E non ho mai visto degli occhi vuoti in quel modo. di sguardi disperati ne ho visti tanti, mal suo non è disperato. non è triste. ha gli occhi di una bambola. sembrano una cortina che sta lì sola e fragile a coprire il niente.
mi hanno spostata di camera e mi hanno messa da sola con lei. da un
lato questo mi rende orgogliosa, perchè le nuove vengono messe solo
con chi si è dimostrato avanti nel percorso, o per lo meno capace di reggere al peso dei primi giorni...però così facendo mi
hanno tolto da due mie amiche carissime, una delle quali è in camera con me da sempre, dal primo giorno...ci siamo viste entrambe cambiare e siamo diventate come sorelle...la
sera, chiaccheravamo, ci facevamo i "grattini", scherzavamo e discutevamo
fino a tardi...
e ora...ora sono stata messa in compagnia di questa ragazza così simile alla me di prima, altrettanto lontana, anni luce, dal mondo.
mi mette un po' a disagio. non ci crede che sono ancora lievemente sottopeso.
ieri sera mi continuava insistentemente a chiedere qual'è stato il mio peso minimo.
io le ripetevo che queste cose non sono importanti, che ciò che conta di più che
io sia qui, che lei sia qui. come persone e non come patologie. alla fine ho ceduto e le ho detto il mio peso minimo: 40 e lei ha risposto
che in effetti non era un peso basso. che desolazione ho sentito, alora. come se
davanti a lei non avessi più il diritto di dire: Ho sofferto. come se non fossi mai
stata "abbastanza anoressica".
credevo di averle messe via, certe cose. ma ho paura che con lei ritornino.
io la capisco e la voglio aiutare. ma l'istinto mi dice di tenerla lontana.
mangio, lavoro, rido e passo oltre. ma ci sono i suoi occhi illusori dall'altra parte del tavolo. i suoi occhi, antico ingannatore sortilegio.
lunedì 5 luglio 2010
energia?
stanca. perchè lavoro e dormo poco e mi muovo sempre.
serena, perchè sono stanca per un motivo che non è la denutrizione.
c'è qualcosa nell'aria che è come un coktail di energia.

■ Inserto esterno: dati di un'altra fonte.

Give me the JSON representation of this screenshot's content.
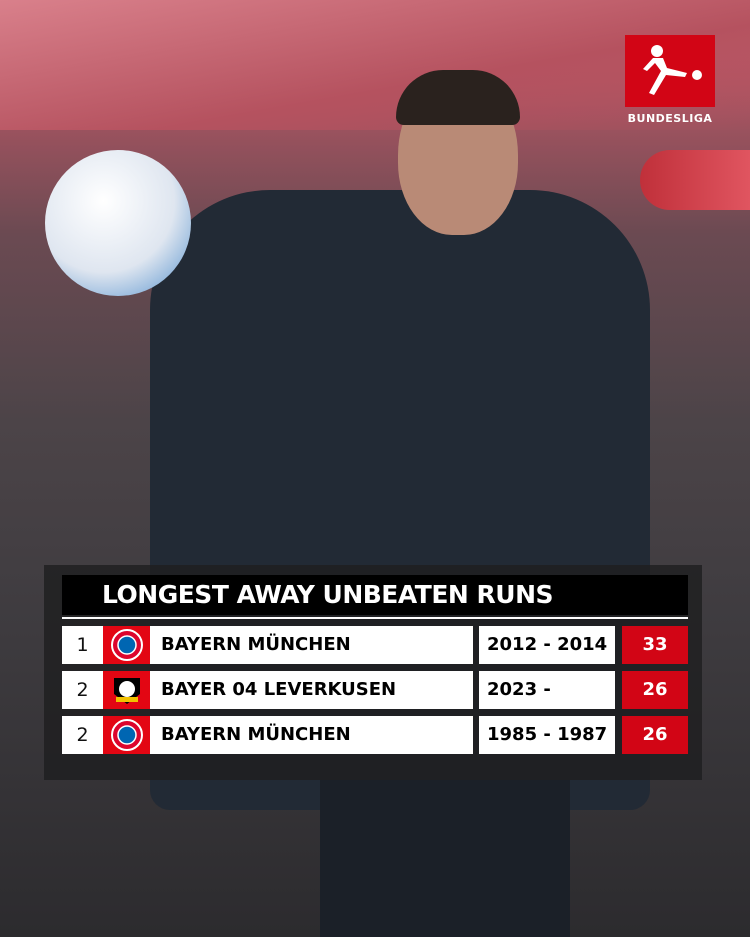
{
  "brand": {
    "name": "BUNDESLIGA",
    "color": "#d20515"
  },
  "table": {
    "title": "LONGEST AWAY UNBEATEN RUNS",
    "rows": [
      {
        "rank": "1",
        "club": "BAYERN MÜNCHEN",
        "crest": "bayern-munchen-crest",
        "years": "2012 - 2014",
        "games": "33"
      },
      {
        "rank": "2",
        "club": "BAYER 04 LEVERKUSEN",
        "crest": "bayer-leverkusen-crest",
        "years": "2023 -",
        "games": "26"
      },
      {
        "rank": "2",
        "club": "BAYERN MÜNCHEN",
        "crest": "bayern-munchen-crest",
        "years": "1985 - 1987",
        "games": "26"
      }
    ]
  }
}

è l'energia dell'universo.
le nostre menti sono come le periferiche di questo enorme server comune ch'è il mondo. tutto collegato. tutto condivisibile, esprimibile, stampabile, taggabile: non siamo soli come gli atomi che cadono nel vuoto.
domenica 4 luglio 2010
felice
cali d'umore, soprattutto la sera, scrosci insensati di pianto, angoscia talvolta.
eppure: continuo ad essere felice.
così, felice. venerdì sono andata a una festa e la Pulce diceva non ballare, sembrerai una cretina.
non abbracciare quella persona, non ridere, e togliti quel sorriso ebete dalla faccia, oh, quanto sei scema.
semplicemente l'ho lasciata a sgolarsi a vuoto. ed ho passato una serata così bella come mai ne avevo passate da....anzi. forse di così belle non ne avevo passate mai.
e girare, girare per le strade o sedermi dopo cena sulla rugosa panchina di legno del cortile della comunità a prendere il fresco, sentendomi semplicemente felice, senz'altre parole di contorno...
credevo che fosse merito tutto delle mie famose goccie della felicità. semplicemente faccio fatica a reggere l'idea di stare bene(per questo gli scoppi di pianto).
e invece, lo sto scalando e scopro giorno per giorno che impegnandomi posso essere felice anch'io.
felice, senza compromessi.
felice anche con le lacrime. anche con il sonno. felice. punto.